Rally Backs Farm Workers In Florida  

BY FLOYD FOWLER AND MIKE ITALIE
QUINCY, Florida - Dozens of spirited Quincy Farm workers and their families, waving United Farm Workers (UFW) banners and a large Mexican flag in the blazing afternoon sun, marched with hundreds of supporters to press their fight for a union. The June 28 march and rally in support of mushroom workers at Quincy Farms was organized by the UFW and backed by the AFL-CIO and the Southern Christian Leadership Conference.

A large number of the 600 Quincy Farms workers have signed union authorization cards. The workforce is divided roughly in half between pickers, who are largely immigrants from Mexico and El Salvador, and packers, most of whom are African-Americans. Pickers earn $1.42 per 20-pound box, and packers with over 10 years seniority receive only $5.50 per hour. One picker, Ezequias, described how "workers often fall while picking mushrooms in the damp, dark conditions. I know of workers who didn't report injuries because they were afraid."

In March 1996, Quincy Farms fired 85 workers in an attempt to break their struggle.

As the June 28 rally was underway, company radio ads claimed that the "workers are happy" and that people in town should not listen to the "outsiders" promoting the union. Unionists from Atlanta, New Orleans, Tampa, Gainsville, and other cities came to show their support. The American Federation of State, County and Municipal Employees (AFSCME) filled a bus from New York and the Coalition of Black Trade Unionists filled another from St. Louis. Several unionists from an International Association of Machinists local that won a strike in 1995 against the Miller Company Brewery in Albany, Georgia, came, as one member explained, "because we understand their battle, and to show our solidarity."

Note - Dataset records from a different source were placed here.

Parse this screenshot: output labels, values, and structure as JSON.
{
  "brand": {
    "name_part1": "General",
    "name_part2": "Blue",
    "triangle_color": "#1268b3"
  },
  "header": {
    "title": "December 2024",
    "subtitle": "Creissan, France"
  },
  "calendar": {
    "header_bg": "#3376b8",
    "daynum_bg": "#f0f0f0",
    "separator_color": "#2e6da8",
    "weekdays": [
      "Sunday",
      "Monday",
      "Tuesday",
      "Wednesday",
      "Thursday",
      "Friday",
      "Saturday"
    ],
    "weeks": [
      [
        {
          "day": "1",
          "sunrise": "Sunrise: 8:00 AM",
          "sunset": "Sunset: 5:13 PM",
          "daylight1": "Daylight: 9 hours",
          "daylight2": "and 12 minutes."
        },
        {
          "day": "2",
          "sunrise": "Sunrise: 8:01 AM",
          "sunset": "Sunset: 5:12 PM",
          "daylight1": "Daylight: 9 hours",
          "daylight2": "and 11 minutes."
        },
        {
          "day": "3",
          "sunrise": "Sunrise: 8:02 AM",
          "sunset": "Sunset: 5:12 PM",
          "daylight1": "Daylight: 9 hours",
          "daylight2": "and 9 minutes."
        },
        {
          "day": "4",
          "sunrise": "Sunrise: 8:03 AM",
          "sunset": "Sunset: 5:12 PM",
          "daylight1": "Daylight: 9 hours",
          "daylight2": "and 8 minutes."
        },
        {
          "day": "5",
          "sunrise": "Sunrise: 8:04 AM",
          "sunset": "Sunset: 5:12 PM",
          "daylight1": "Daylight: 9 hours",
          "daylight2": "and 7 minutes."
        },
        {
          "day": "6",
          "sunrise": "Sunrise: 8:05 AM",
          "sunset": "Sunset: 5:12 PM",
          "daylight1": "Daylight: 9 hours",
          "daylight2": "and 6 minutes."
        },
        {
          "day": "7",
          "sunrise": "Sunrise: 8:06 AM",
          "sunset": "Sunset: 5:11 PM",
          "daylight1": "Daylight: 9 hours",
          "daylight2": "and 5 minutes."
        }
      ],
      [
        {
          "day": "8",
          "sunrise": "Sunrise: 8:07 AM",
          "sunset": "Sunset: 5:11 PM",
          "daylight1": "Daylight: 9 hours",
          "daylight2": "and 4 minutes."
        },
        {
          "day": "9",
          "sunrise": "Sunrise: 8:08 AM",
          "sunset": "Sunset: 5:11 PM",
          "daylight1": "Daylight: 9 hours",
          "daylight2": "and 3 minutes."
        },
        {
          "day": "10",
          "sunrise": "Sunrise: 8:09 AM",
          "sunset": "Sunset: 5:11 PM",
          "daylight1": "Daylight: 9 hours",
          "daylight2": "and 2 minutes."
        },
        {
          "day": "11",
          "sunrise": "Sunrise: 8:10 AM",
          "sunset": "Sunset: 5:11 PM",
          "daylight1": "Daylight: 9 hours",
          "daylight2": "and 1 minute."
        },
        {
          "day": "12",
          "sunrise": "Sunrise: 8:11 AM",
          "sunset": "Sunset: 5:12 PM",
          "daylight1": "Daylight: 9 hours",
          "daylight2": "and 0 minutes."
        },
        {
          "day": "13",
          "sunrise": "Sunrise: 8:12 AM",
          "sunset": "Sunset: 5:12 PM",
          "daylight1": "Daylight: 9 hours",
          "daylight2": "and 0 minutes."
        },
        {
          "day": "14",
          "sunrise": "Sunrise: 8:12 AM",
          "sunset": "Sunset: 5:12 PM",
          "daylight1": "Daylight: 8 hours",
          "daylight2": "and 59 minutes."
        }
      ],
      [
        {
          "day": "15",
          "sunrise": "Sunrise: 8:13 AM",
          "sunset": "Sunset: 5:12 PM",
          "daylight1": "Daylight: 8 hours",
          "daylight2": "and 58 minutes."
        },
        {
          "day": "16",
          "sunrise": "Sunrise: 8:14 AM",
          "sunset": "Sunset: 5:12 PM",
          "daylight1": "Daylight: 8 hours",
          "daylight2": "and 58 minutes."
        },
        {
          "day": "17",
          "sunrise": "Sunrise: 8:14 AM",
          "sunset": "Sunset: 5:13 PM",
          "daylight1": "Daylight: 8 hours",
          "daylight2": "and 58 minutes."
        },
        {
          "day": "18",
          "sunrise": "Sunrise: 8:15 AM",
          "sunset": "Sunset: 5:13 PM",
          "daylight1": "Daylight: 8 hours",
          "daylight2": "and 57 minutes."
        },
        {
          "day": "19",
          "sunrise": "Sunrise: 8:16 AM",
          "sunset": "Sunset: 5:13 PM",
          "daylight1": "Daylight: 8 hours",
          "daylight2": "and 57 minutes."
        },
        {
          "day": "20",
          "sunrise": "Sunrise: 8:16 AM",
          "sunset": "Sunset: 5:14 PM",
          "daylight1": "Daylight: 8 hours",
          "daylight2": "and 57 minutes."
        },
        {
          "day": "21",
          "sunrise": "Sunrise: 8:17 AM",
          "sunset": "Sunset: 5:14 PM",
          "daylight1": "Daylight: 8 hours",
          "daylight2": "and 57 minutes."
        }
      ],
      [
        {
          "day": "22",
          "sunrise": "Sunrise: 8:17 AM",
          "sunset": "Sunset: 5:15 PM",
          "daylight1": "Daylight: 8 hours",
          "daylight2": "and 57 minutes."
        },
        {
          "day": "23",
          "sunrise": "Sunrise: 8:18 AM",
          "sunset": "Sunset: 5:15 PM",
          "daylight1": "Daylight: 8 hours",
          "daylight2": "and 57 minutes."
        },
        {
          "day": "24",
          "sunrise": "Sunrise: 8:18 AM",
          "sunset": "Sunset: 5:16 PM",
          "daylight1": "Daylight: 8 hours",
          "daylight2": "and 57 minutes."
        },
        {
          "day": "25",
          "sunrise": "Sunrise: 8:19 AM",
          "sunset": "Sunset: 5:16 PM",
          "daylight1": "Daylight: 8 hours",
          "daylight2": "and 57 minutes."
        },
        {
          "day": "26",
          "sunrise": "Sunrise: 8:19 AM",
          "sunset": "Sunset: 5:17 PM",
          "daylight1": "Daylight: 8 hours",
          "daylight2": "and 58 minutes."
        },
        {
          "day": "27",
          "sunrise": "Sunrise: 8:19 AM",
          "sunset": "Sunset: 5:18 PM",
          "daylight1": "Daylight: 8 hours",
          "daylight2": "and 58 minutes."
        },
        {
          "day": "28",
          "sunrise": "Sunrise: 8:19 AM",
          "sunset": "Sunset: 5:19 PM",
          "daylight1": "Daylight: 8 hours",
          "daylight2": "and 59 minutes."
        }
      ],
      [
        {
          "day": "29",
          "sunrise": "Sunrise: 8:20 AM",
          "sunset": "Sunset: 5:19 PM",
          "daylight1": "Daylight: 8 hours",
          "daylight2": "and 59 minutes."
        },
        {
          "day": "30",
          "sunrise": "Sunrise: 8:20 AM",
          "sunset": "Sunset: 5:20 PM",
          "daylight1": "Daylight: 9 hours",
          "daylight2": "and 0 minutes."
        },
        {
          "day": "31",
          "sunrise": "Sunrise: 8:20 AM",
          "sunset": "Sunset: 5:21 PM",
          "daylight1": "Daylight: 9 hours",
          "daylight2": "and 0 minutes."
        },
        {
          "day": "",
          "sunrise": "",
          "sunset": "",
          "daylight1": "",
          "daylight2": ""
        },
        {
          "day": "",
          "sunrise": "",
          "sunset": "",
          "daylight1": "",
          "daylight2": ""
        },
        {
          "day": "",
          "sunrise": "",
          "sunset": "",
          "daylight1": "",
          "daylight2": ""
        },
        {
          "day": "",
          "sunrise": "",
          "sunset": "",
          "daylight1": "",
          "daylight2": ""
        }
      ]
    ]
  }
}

Groups of students from campuses in Tallahassee and Gainsville, Florida, decided to come to Quincy after participating in the march in solidarity with newspaper workers in Detroit on June 21. Quincy Farms workers were glad to accept a poster signed by dozens of members of the Union of Needletrades, Industrial and Textile Employees (UNITE) at Wilen Manufacturing in Atlanta. The sign supporting the farm workers was written in English, Spanish, Vietnamese, Creole, and Amharic.

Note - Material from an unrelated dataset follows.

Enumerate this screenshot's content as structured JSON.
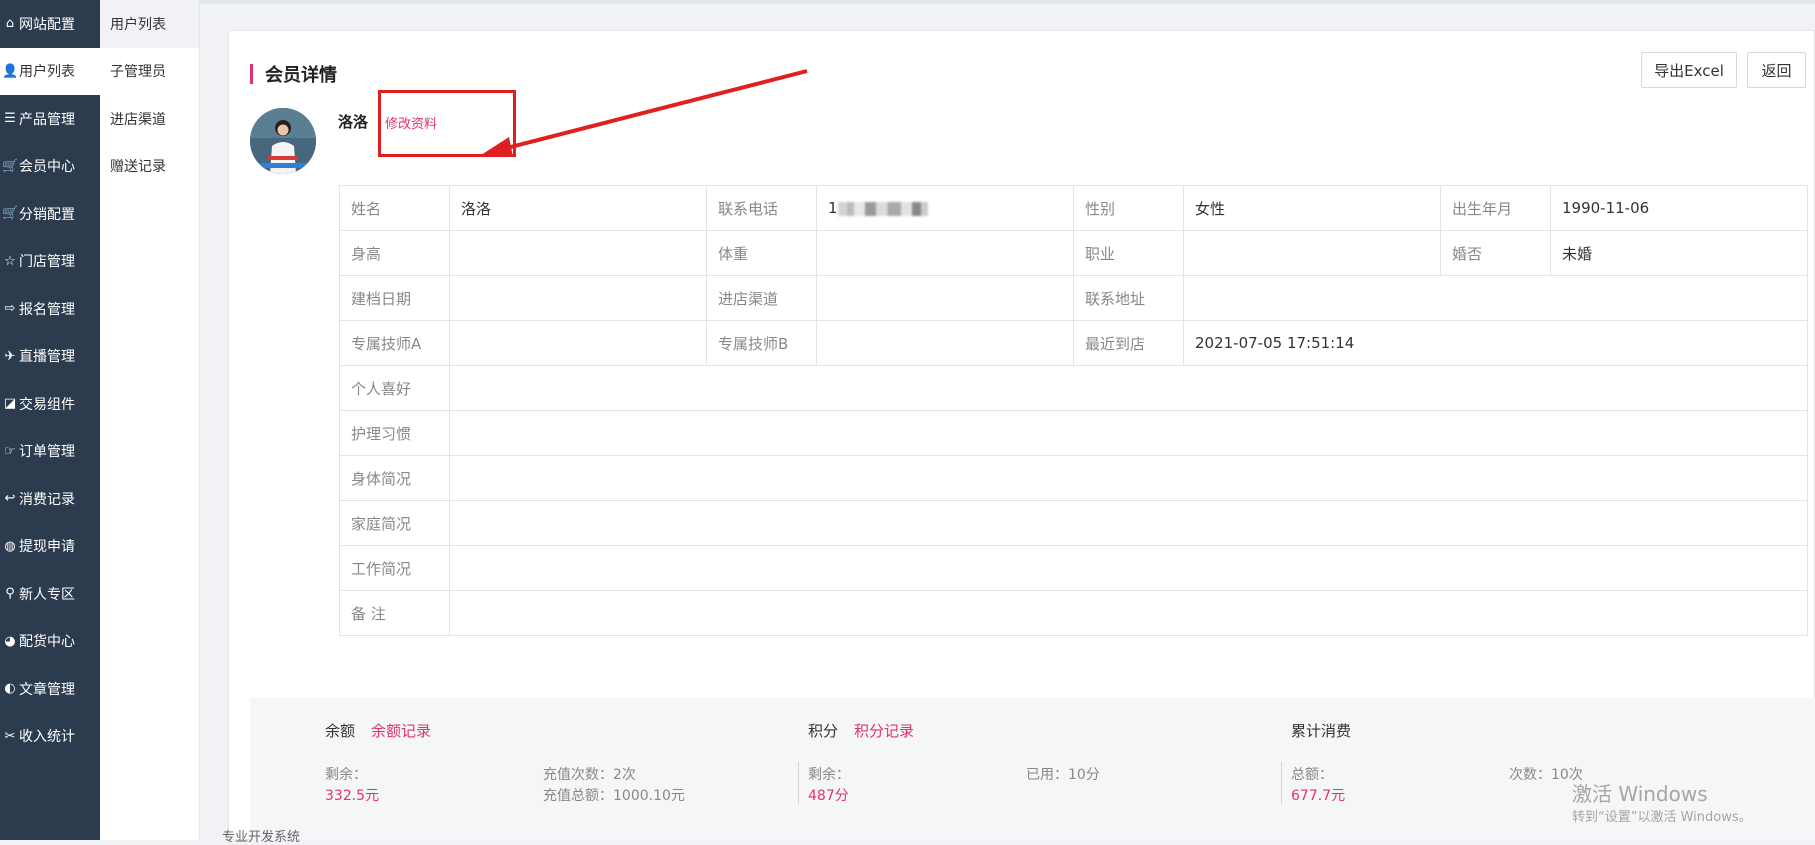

UFW president Arturo Rodríguez reported on the union- initiated boycott of Prime Label mushrooms, which is being promoted by the AFL-CIO. Other speakers at the rallies that preceded and followed the march included Rev. Joseph Lowery, national president of the Southern Christian Leadership Conference; Linda Chavez-Thompson, AFL-CIO executive vice president; and representatives of Florida National Organization for Women and the Florida NAACP State Conference.

One of the fired workers, Juana, received loud applause from her co-workers when she stepped to the microphone. "Last year I was fired for leading a lunchtime demonstration. I want to ask you to keep on giving us support until we get a union contract!"

Mike Italie is a member of UNITE in Atlanta.